Education and Democracy in India


Education and Democracy in India

By- Anne Vaugier-Chatterjee (ed)

Published in association with
Centre de Sciences Humaines, New Delhi

Since Independence, India’s educational performance has been regularly put under scrutiny. Meeting the original mandate of providing free and compulsory education to all children up to the age of 14 has proved to be an uphill task. Various reforms and programmes have been initiated over the past decades to achieve the somewhat elusive aim of universal elementary education (UEE). The  National Policy of Education (1986) formulated after a nation-wide debate still stands out as a landmark in the country’s educational policy along with the 1992 Programme of Action which outlined its implementation strategy. A framework of partnerships aiming to launch centrally sponsored schemes at the state level followed later. A spectacular innovation, post-1991, was the multiplicity of donor-assisted programmes.

Against this backdrop, the enduring class, caste and gender imbalances in education called for a political will to make access to schools a priority. Moreover, as schools form a natural arena for the construction of nationalism, it is not a surprise that the gradual withdrawal of the state from the educational sphere has created a vacuum for its use by ideological groups and organizations.

Some of these significant changes and present trends are reflected and commented upon in the present volume, which is the outcome of two international conferences organized by the Centre de Sciences Humaines, New Delhi. Cutting across research fields, the two seminars gathered on a common platform, historians, political scientists and educationists from India and Europe to reflect on the most central issues in the education sector: its history and development, its decentralization, its finances, its sociology and some of its ideological trends.

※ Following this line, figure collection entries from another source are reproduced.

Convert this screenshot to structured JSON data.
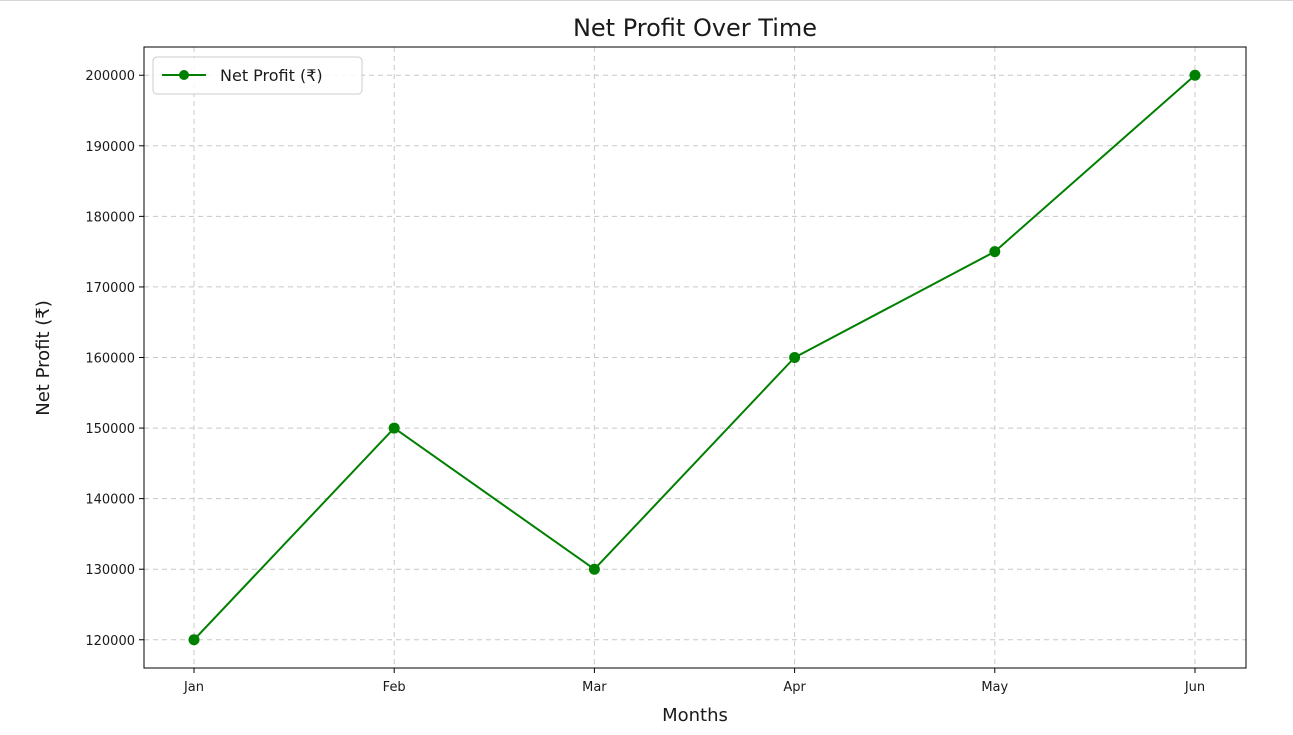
{
  "chart_data": {
    "type": "line",
    "title": "Net Profit Over Time",
    "xlabel": "Months",
    "ylabel": "Net Profit (₹)",
    "categories": [
      "Jan",
      "Feb",
      "Mar",
      "Apr",
      "May",
      "Jun"
    ],
    "series": [
      {
        "name": "Net Profit (₹)",
        "values": [
          120000,
          150000,
          130000,
          160000,
          175000,
          200000
        ],
        "color": "#008000",
        "marker": "circle"
      }
    ],
    "yticks": [
      120000,
      130000,
      140000,
      150000,
      160000,
      170000,
      180000,
      190000,
      200000
    ],
    "ylim": [
      116000,
      204000
    ],
    "grid": true,
    "grid_style": "dashed",
    "legend_position": "top-left"
  }
}
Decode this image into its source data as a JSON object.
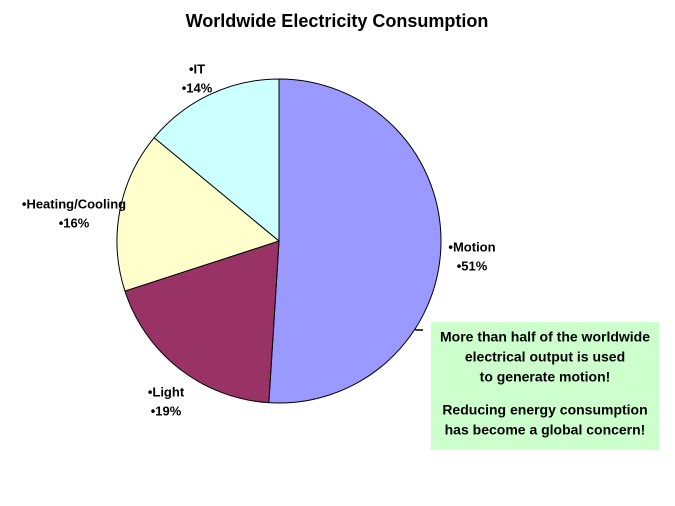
{
  "chart_data": {
    "type": "pie",
    "title": "Worldwide Electricity Consumption",
    "categories": [
      "•Motion",
      "•Light",
      "•Heating/Cooling",
      "•IT"
    ],
    "values": [
      51,
      19,
      16,
      14
    ],
    "value_labels": [
      "•51%",
      "•19%",
      "•16%",
      "•14%"
    ],
    "colors": [
      "#9999ff",
      "#993366",
      "#ffffcc",
      "#ccffff"
    ],
    "annotation": {
      "lines": [
        "More than half of the worldwide",
        "electrical output is used",
        "to generate motion!",
        "Reducing energy consumption",
        "has become a global concern!"
      ]
    }
  }
}
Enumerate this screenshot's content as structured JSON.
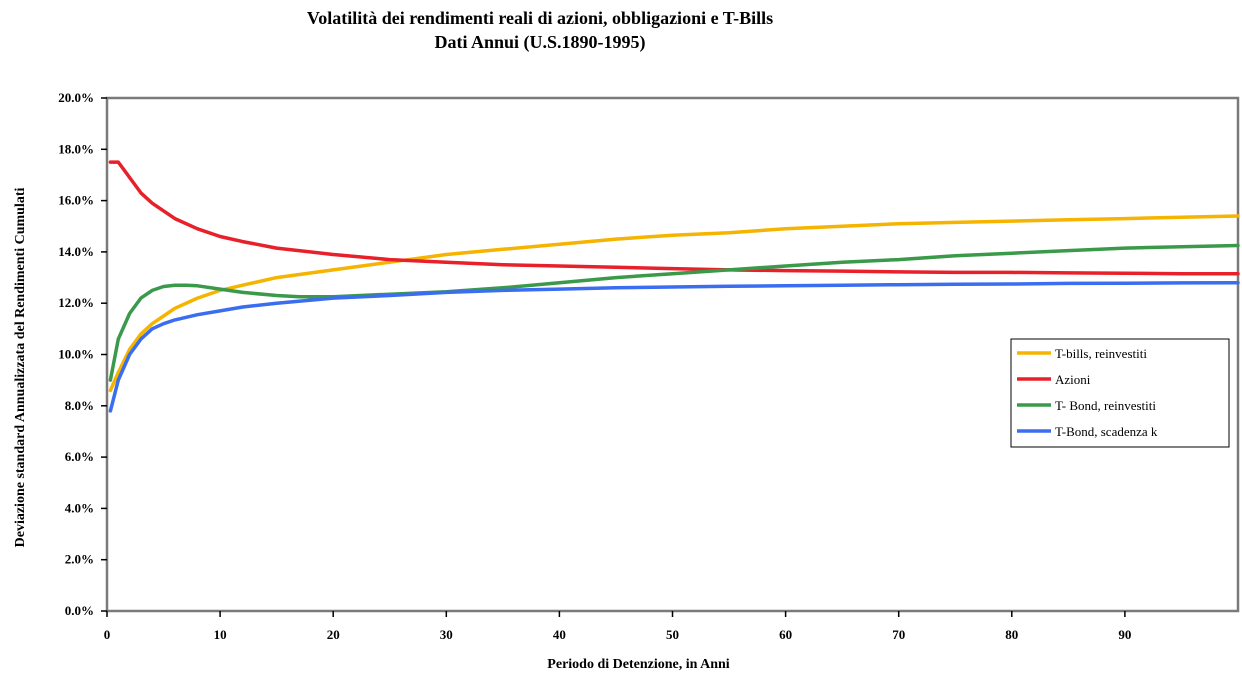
{
  "chart_data": {
    "type": "line",
    "title_line1": "Volatilità dei rendimenti reali di azioni, obbligazioni e T-Bills",
    "title_line2": "Dati Annui (U.S.1890-1995)",
    "xlabel": "Periodo di Detenzione, in Anni",
    "ylabel": "Deviazione standard Annualizzata del Rendimenti Cumulati",
    "xlim": [
      0,
      100
    ],
    "ylim": [
      0,
      20
    ],
    "x_ticks": [
      0,
      10,
      20,
      30,
      40,
      50,
      60,
      70,
      80,
      90
    ],
    "x_tick_labels": [
      "0",
      "10",
      "20",
      "30",
      "40",
      "50",
      "60",
      "70",
      "80",
      "90"
    ],
    "y_ticks": [
      0,
      2,
      4,
      6,
      8,
      10,
      12,
      14,
      16,
      18,
      20
    ],
    "y_tick_labels": [
      "0.0%",
      "2.0%",
      "4.0%",
      "6.0%",
      "8.0%",
      "10.0%",
      "12.0%",
      "14.0%",
      "16.0%",
      "18.0%",
      "20.0%"
    ],
    "grid": false,
    "legend_position": "right",
    "series": [
      {
        "name": "T-bills, reinvestiti",
        "color": "#f5b400",
        "points": [
          [
            0.3,
            8.6
          ],
          [
            1,
            9.3
          ],
          [
            2,
            10.2
          ],
          [
            3,
            10.8
          ],
          [
            4,
            11.2
          ],
          [
            5,
            11.5
          ],
          [
            6,
            11.8
          ],
          [
            8,
            12.2
          ],
          [
            10,
            12.5
          ],
          [
            12,
            12.7
          ],
          [
            15,
            13.0
          ],
          [
            20,
            13.3
          ],
          [
            25,
            13.6
          ],
          [
            30,
            13.9
          ],
          [
            35,
            14.1
          ],
          [
            40,
            14.3
          ],
          [
            45,
            14.5
          ],
          [
            50,
            14.65
          ],
          [
            55,
            14.75
          ],
          [
            60,
            14.9
          ],
          [
            65,
            15.0
          ],
          [
            70,
            15.1
          ],
          [
            75,
            15.15
          ],
          [
            80,
            15.2
          ],
          [
            85,
            15.25
          ],
          [
            90,
            15.3
          ],
          [
            95,
            15.35
          ],
          [
            100,
            15.4
          ]
        ]
      },
      {
        "name": "Azioni",
        "color": "#e8202a",
        "points": [
          [
            0.3,
            17.5
          ],
          [
            1,
            17.5
          ],
          [
            2,
            16.9
          ],
          [
            3,
            16.3
          ],
          [
            4,
            15.9
          ],
          [
            5,
            15.6
          ],
          [
            6,
            15.3
          ],
          [
            8,
            14.9
          ],
          [
            10,
            14.6
          ],
          [
            12,
            14.4
          ],
          [
            15,
            14.15
          ],
          [
            20,
            13.9
          ],
          [
            25,
            13.7
          ],
          [
            30,
            13.6
          ],
          [
            35,
            13.5
          ],
          [
            40,
            13.45
          ],
          [
            45,
            13.4
          ],
          [
            50,
            13.35
          ],
          [
            55,
            13.3
          ],
          [
            60,
            13.27
          ],
          [
            65,
            13.25
          ],
          [
            70,
            13.22
          ],
          [
            75,
            13.2
          ],
          [
            80,
            13.2
          ],
          [
            85,
            13.18
          ],
          [
            90,
            13.17
          ],
          [
            95,
            13.15
          ],
          [
            100,
            13.15
          ]
        ]
      },
      {
        "name": "T- Bond, reinvestiti",
        "color": "#3a9a4a",
        "points": [
          [
            0.3,
            9.0
          ],
          [
            1,
            10.6
          ],
          [
            2,
            11.6
          ],
          [
            3,
            12.2
          ],
          [
            4,
            12.5
          ],
          [
            5,
            12.65
          ],
          [
            6,
            12.7
          ],
          [
            7,
            12.7
          ],
          [
            8,
            12.68
          ],
          [
            10,
            12.55
          ],
          [
            12,
            12.42
          ],
          [
            15,
            12.3
          ],
          [
            17,
            12.25
          ],
          [
            20,
            12.25
          ],
          [
            25,
            12.35
          ],
          [
            30,
            12.45
          ],
          [
            35,
            12.6
          ],
          [
            40,
            12.8
          ],
          [
            45,
            13.0
          ],
          [
            50,
            13.15
          ],
          [
            55,
            13.3
          ],
          [
            60,
            13.45
          ],
          [
            65,
            13.6
          ],
          [
            70,
            13.7
          ],
          [
            75,
            13.85
          ],
          [
            80,
            13.95
          ],
          [
            85,
            14.05
          ],
          [
            90,
            14.15
          ],
          [
            95,
            14.2
          ],
          [
            100,
            14.25
          ]
        ]
      },
      {
        "name": "T-Bond, scadenza k",
        "color": "#3a6df0",
        "points": [
          [
            0.3,
            7.8
          ],
          [
            1,
            9.0
          ],
          [
            2,
            10.0
          ],
          [
            3,
            10.6
          ],
          [
            4,
            11.0
          ],
          [
            5,
            11.2
          ],
          [
            6,
            11.35
          ],
          [
            8,
            11.55
          ],
          [
            10,
            11.7
          ],
          [
            12,
            11.85
          ],
          [
            15,
            12.0
          ],
          [
            20,
            12.2
          ],
          [
            25,
            12.3
          ],
          [
            30,
            12.42
          ],
          [
            35,
            12.5
          ],
          [
            40,
            12.55
          ],
          [
            45,
            12.6
          ],
          [
            50,
            12.63
          ],
          [
            55,
            12.66
          ],
          [
            60,
            12.68
          ],
          [
            65,
            12.7
          ],
          [
            70,
            12.72
          ],
          [
            75,
            12.74
          ],
          [
            80,
            12.75
          ],
          [
            85,
            12.77
          ],
          [
            90,
            12.78
          ],
          [
            95,
            12.79
          ],
          [
            100,
            12.8
          ]
        ]
      }
    ]
  }
}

Anne Vaugier-Chatterjee, is currently Political Adviser at the Delegation of the European Commission to India. A graduate in international relations from the Institut d’Etudes Politiques (Paris), she holds a Ph.D. in Political Science from the Ecole des Hautes Etudes en Sciences Sociales (Paris). The major part of her research on contemporary Indian politics was conducted as a fellow and research coordinator (Political Science) at the Centre de Sciences Humaines (New Delhi).